Obviously, we need to protect ourselves. But just like the medical system in this country, we seem to get little in return for paying the most. With poverty so bad and infrastructure in decline, if we don’t reverse this obscene imbalance, the military won’t have anyone to protect except for the wealthiest 1%.
S.R. Fischer, Los Angeles
To the editor: The modern-day trend of explosive deficits began under conservative icon Ronald Reagan and his “supply side” spending. Explosive deficits continued again under George W. Bush, who wiped out a budget surplus and used his humongous deficits as an excuse to try to “privatize” Social Security.

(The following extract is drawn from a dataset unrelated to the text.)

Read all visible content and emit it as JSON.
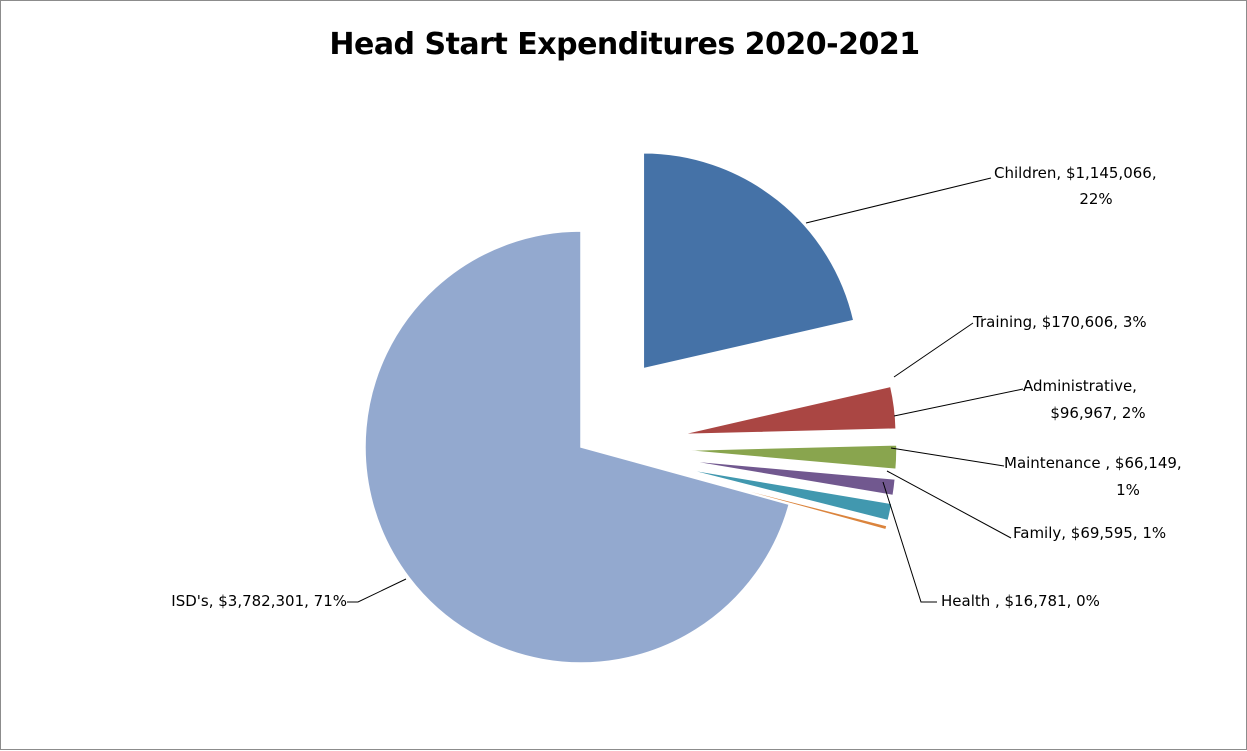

Trump is just continuing the modern trend of monstrous Republican deficits. You have to put yourself in the way-back machine and travel to the Eisenhower era to find a Republican who cared about lowering the deficit.
We should stop pretending modern Republicans care about lowering the deficit.
Kevin Powell, Seal Beach
To the editor: Trump has proved that he can’t run the White House. He makes promises he can’t keep. He hires people who are incompetent. I don’t trust his words on anything.
So now tell me: Why should the American people prioritize any project he proposes? Even if Congress naively approves major allocations for his border wall, there is zero chance that he could even get it built and bring it in on time and on budget.
I wouldn’t hire Trump to change the burned-out light bulbs in the White House.